See a working example

HTTP API

If you need to use the WebFetch server's HTTP API directly refer to the Swagger API Reference

Managing the WebFetch process yourself

You may want to run the WebFetch server yourself rather than instantiate it via the client. For this case, the executable bin/web_fetch_control is provided.

WebFetch can be started in the terminal with output going to STDOUT or as a daemon.

Run the server as a daemon:

$ bundle exec bin/web_fetch_control start -- --log /tmp/web_fetch.log

Note that you should always pass --log when running as a daemon otherwise all output will go to the null device.

Run the server in the terminal:

$ bundle exec bin/web_fetch_control run -- --port 8080

It is further recommended to use a process management tool to monitor the pidfile (pass --pidfile /path/to/file.pid to specify an explicit location).
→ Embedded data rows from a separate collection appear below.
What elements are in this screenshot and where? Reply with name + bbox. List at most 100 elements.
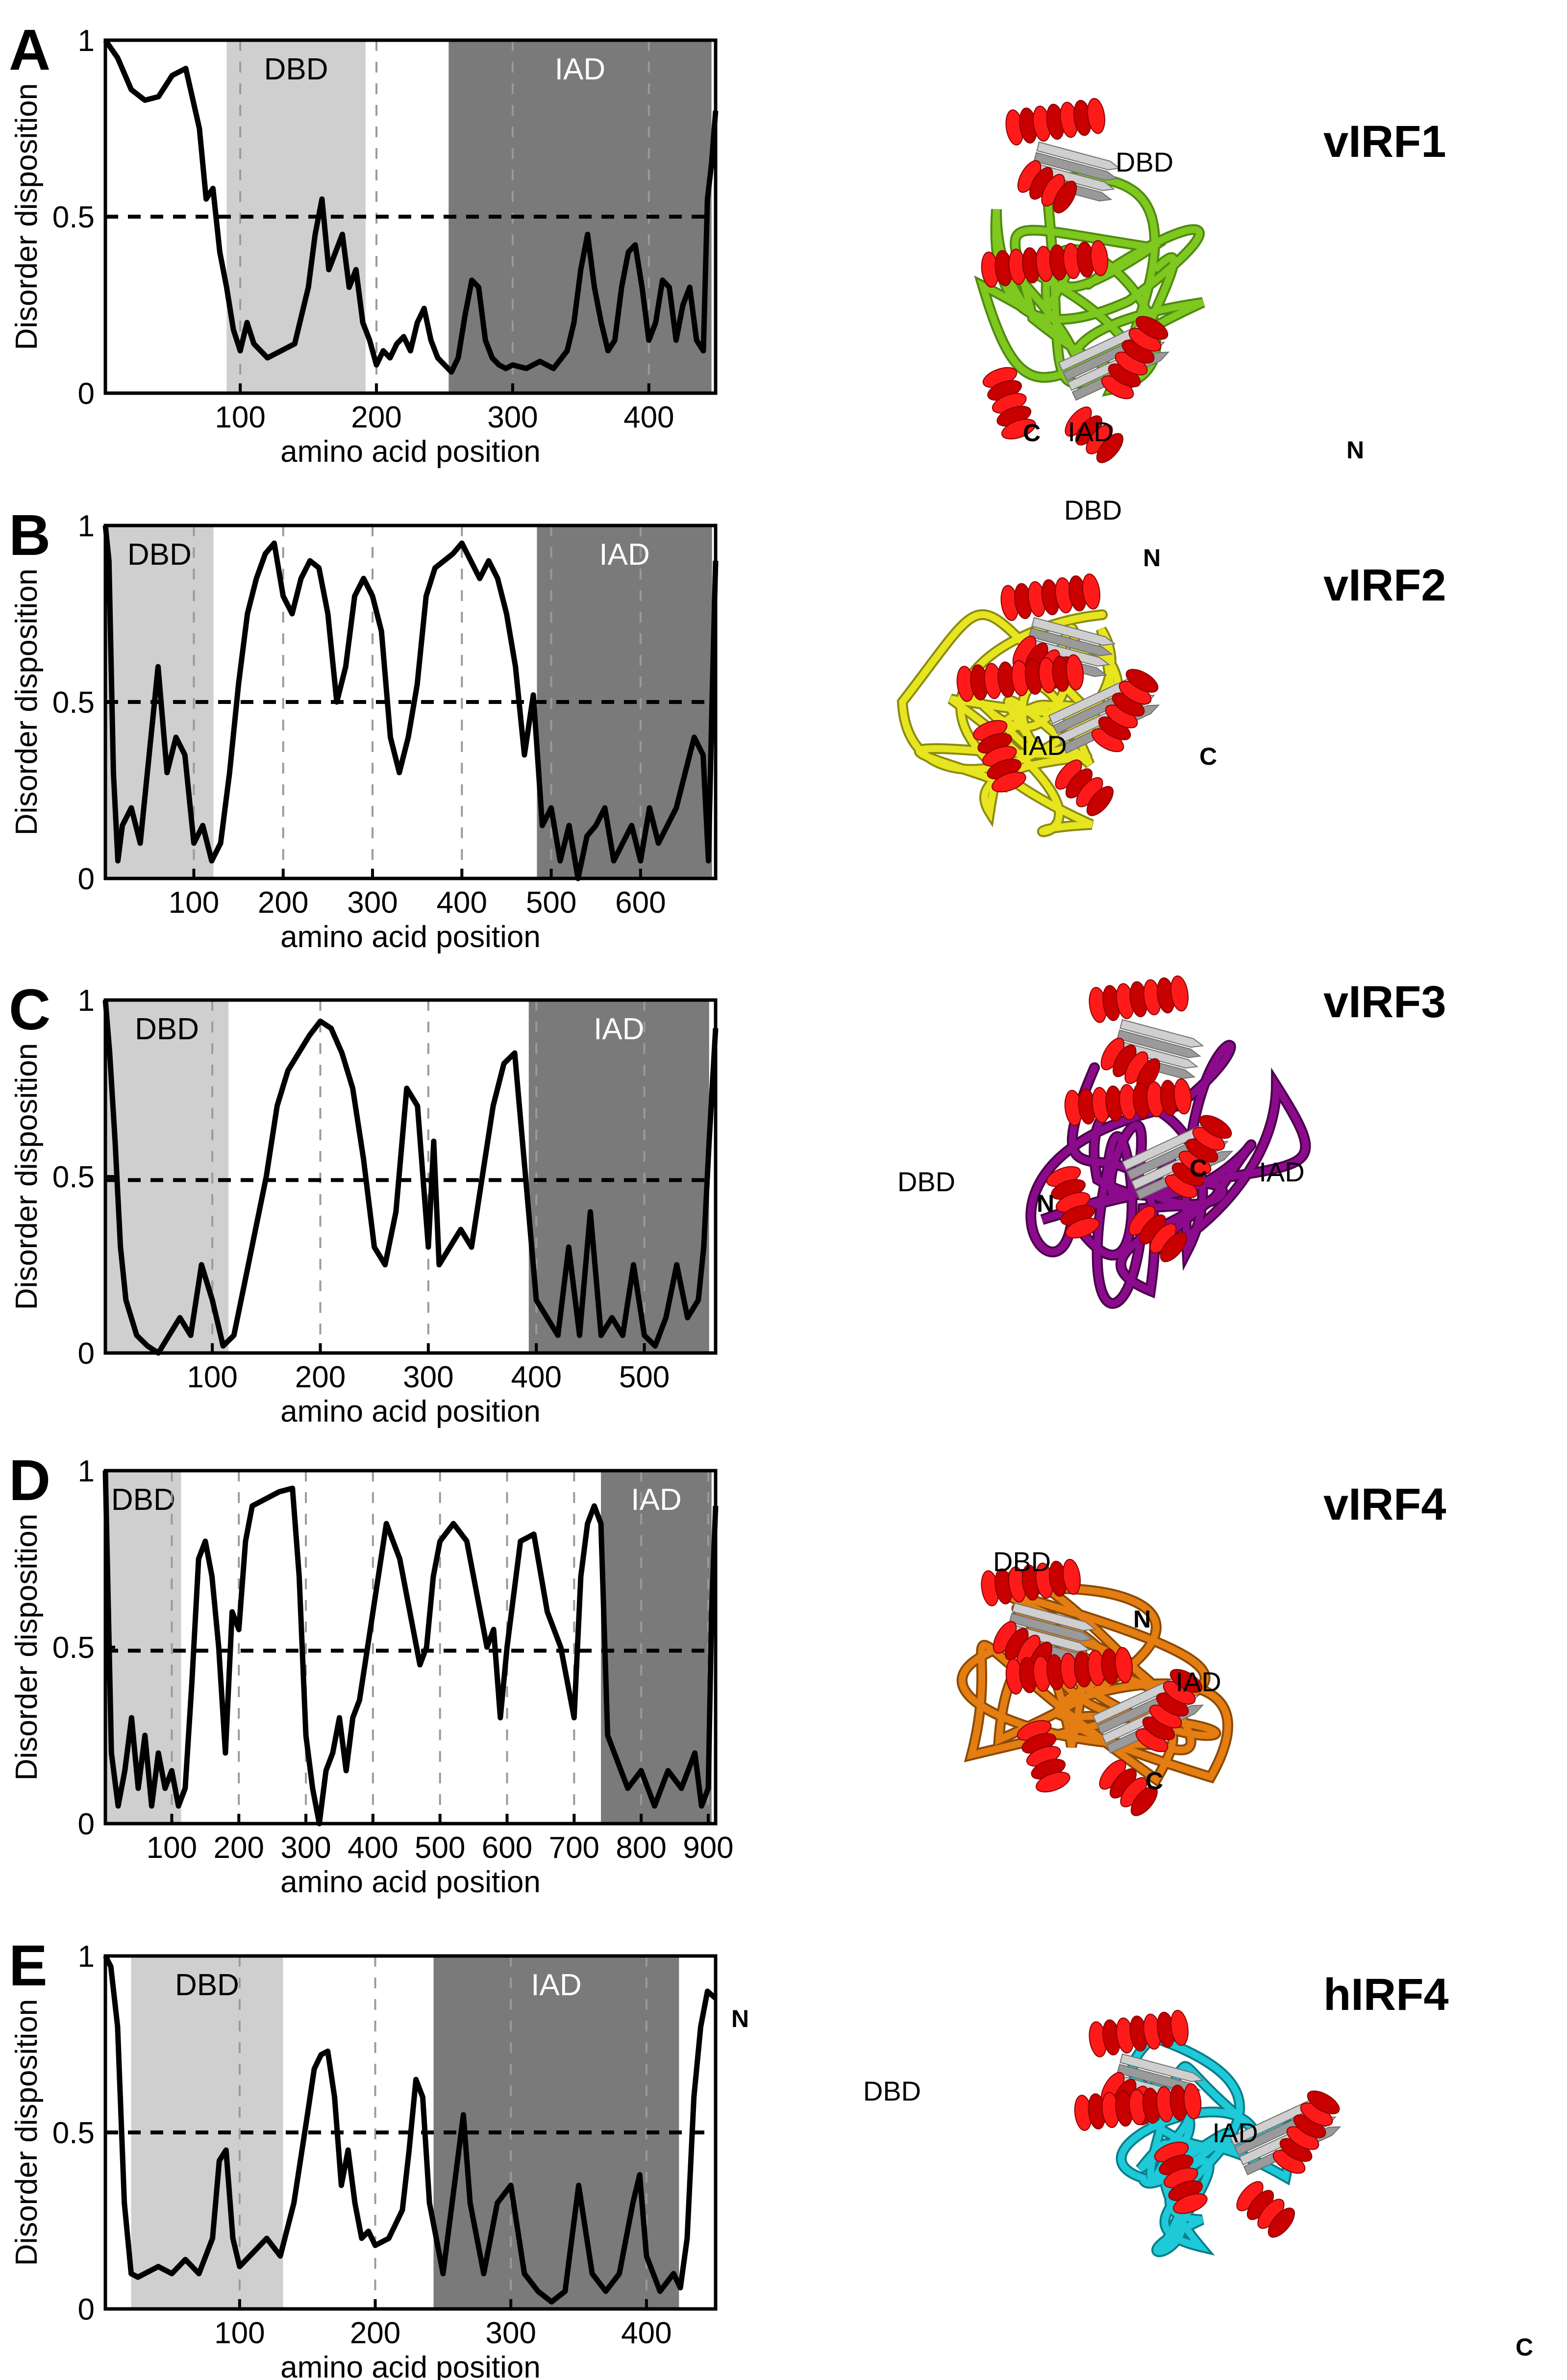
y-axis-label: Disorder disposition <box>10 1043 44 1310</box>
helix <box>1005 98 1105 146</box>
helix <box>1236 2181 1295 2238</box>
structure-label: IAD <box>1259 1156 1304 1187</box>
region-dbd-label: DBD <box>175 1968 239 2002</box>
coil-chain <box>1027 1042 1309 1307</box>
protein-structure-illustration <box>974 98 1205 463</box>
x-tick-label: 300 <box>486 2316 536 2350</box>
x-tick-label: 400 <box>623 401 674 434</box>
helix-turn <box>1001 419 1036 440</box>
y-tick-label: 0.5 <box>52 2116 95 2150</box>
region-dbd-label: DBD <box>135 1012 199 1046</box>
chart-panel-c: DBD IAD 0 0.5 1 100 200 300 400 500 amino acid pos… <box>9 975 1446 1428</box>
panel-letter: A <box>9 18 50 82</box>
x-tick-label: 100 <box>215 401 265 434</box>
helix-turn <box>1199 1115 1232 1139</box>
x-axis-label: amino acid position <box>280 1865 541 1899</box>
chart-panel-e: DBD IAD 0 0.5 1 100 200 300 400 amino acid positi… <box>9 1933 1533 2380</box>
x-tick-label: 800 <box>616 1831 666 1865</box>
chart-panel-a: DBD IAD 0 0.5 1 100 200 300 400 amino acid positi… <box>9 18 1446 469</box>
structure-label: IAD <box>1021 730 1067 761</box>
x-tick-label: 300 <box>403 1360 453 1394</box>
y-axis-label: Disorder disposition <box>10 1999 44 2266</box>
helix-turn <box>1172 2193 1208 2214</box>
helix <box>1091 669 1159 752</box>
helix-turn <box>1135 316 1169 340</box>
disorder-series-line <box>102 1470 719 1827</box>
disorder-series-line <box>103 1954 718 2305</box>
structure-label: N <box>1133 1605 1151 1633</box>
y-axis-label: Disorder disposition <box>10 83 44 350</box>
beta-strand <box>1033 152 1118 181</box>
x-tick-label: 700 <box>549 1831 599 1865</box>
x-axis-label: amino acid position <box>280 2351 541 2380</box>
region-iad-label: IAD <box>555 52 605 86</box>
region-dbd-label: DBD <box>111 1483 175 1517</box>
helix <box>981 1558 1081 1606</box>
y-tick-label: 1 <box>78 984 95 1018</box>
structure-label: DBD <box>993 1546 1051 1577</box>
helix-turn <box>1183 2083 1202 2120</box>
protein-structure-illustration <box>896 573 1160 837</box>
helix <box>1101 316 1169 400</box>
helix-turn <box>1160 1232 1187 1262</box>
helix-turn <box>1307 2090 1340 2115</box>
beta-strand <box>1012 1602 1096 1631</box>
y-tick-label: 1 <box>78 509 95 543</box>
region-iad-label: IAD <box>631 1483 681 1517</box>
panel-letter: D <box>9 1448 50 1513</box>
helix-turn <box>1096 433 1123 463</box>
y-tick-label: 0.5 <box>52 686 95 720</box>
helix <box>981 240 1109 288</box>
chart-panel-b: DBD IAD 0 0.5 1 100 200 300 400 500 600 amino acid … <box>9 495 1446 954</box>
helix <box>1089 975 1189 1023</box>
y-tick-label: 0.5 <box>52 1631 95 1665</box>
region-iad-label: IAD <box>531 1968 581 2002</box>
helix-turn <box>1082 573 1100 610</box>
helix <box>1064 1078 1192 1126</box>
x-tick-label: 100 <box>169 886 219 920</box>
helix <box>1100 1037 1161 1091</box>
beta-strand <box>1036 141 1121 171</box>
y-tick-label: 1 <box>78 24 95 58</box>
chart-panel-d: DBD IAD 0 0.5 1 100 200 300 400 500 600 700 800 900 am… <box>9 1448 1446 1899</box>
panel-letter: C <box>9 977 50 1042</box>
y-tick-label: 0.5 <box>52 1160 95 1194</box>
region-dbd-label: DBD <box>264 52 328 86</box>
x-axis-label: amino acid position <box>280 1395 541 1428</box>
structure-label: N <box>1346 436 1364 464</box>
y-tick-label: 0 <box>78 862 95 896</box>
helix-turn <box>1169 1669 1203 1693</box>
coil-chain <box>1118 2033 1298 2255</box>
y-tick-label: 0 <box>78 1807 95 1841</box>
helix <box>1000 573 1100 621</box>
helix <box>1065 406 1123 463</box>
helix <box>1005 1647 1133 1695</box>
structure-label: N <box>1143 544 1161 572</box>
panel-letter: E <box>9 1933 48 1998</box>
helix <box>1272 2090 1340 2174</box>
x-tick-label: 200 <box>295 1360 346 1394</box>
structure-label: IAD <box>1068 416 1113 447</box>
protein-name: vIRF1 <box>1323 117 1446 167</box>
y-tick-label: 1 <box>78 1454 95 1488</box>
protein-name: vIRF2 <box>1323 560 1446 610</box>
x-tick-label: 500 <box>526 886 576 920</box>
x-tick-label: 300 <box>280 1831 331 1865</box>
helix-turn <box>1173 1078 1192 1115</box>
x-tick-label: 400 <box>511 1360 561 1394</box>
panel-letter: B <box>9 503 50 568</box>
y-tick-label: 0 <box>78 377 95 411</box>
structure-label: IAD <box>1212 2117 1258 2148</box>
helix <box>1055 759 1114 816</box>
x-tick-label: 100 <box>214 2316 265 2350</box>
helix-turn <box>1066 654 1084 691</box>
structure-label: DBD <box>1064 495 1122 526</box>
helix <box>1099 1759 1158 1816</box>
beta-strand <box>1119 1019 1204 1048</box>
y-tick-label: 0 <box>78 1337 95 1371</box>
x-tick-label: 400 <box>437 886 487 920</box>
helix <box>1135 1669 1203 1753</box>
x-tick-label: 900 <box>683 1831 733 1865</box>
helix-turn <box>1053 180 1077 214</box>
To connect to an existing process, use WebFetch::Client.new rather than WebFetch::Client.create. For example:

WebFetch::Client.new('localhost', 8087)

WebFetch Client request options

WebFetch::Client#gather accepts an array of hashes which may contain the following parameters:

  • url: The target URL [string]
  • headers: HTTP headers [hash]
  • query: Query parameters [hash]
  • method: HTTP method (default: "GET") [string]
  • body: HTTP body [string]

These parameters will all be used (where provided) when initiating the HTTP request on the target.

Arbitrary parameters can also be passed and will be returned by #gather (though they will not be used to construct the HTTP request). This allows tagging requests with arbitrary information if you need to identify them in a particular way. For example, you may want to generate your own unique identifier for a request, in which case you could do:

client.gather([{ url: 'http://foobar.baz', my_unique_id: '123-456-789' }])
# [{:request=>{:url=>"http://foobar.baz", :my_unique_id=>"123-456-789"}, :hash=>"7c511911d16e1072363fa1653bdd93df65208901", :uid=>"1fb4ee7a-9fc0-4896-9af2-7cbdf234a468"}]

Logging

WebFetch logs to STDOUT by default. An alternative log file can be set either by passing --log /path/to/logfile to the command line server, or by passing log: '/path/to/logfile' to WebFetch::Client.create:

$ bundle exec bin/web_fetch_server --log /tmp/web_fetch.log
client = WebFetch::Client.create('localhost', 8077, log: '/tmp/web_fetch.log')

Contributing

WebFetch uses rspec for testing:

bin/rspec

Rubocop is used for code style governance:

bin/rubocop

Make sure that any new code you write has an appropriate test and that all Rubocop checks pass.

Feel free to fork and create a pull request if you would like to make any changes.

License

WebFetch is licensed under the MIT License. You are encouraged to re-use the code in any way you see fit as long as you give credit to the original author. If you do use the code for any other projects then feel free to let me know but, of course, this is not required.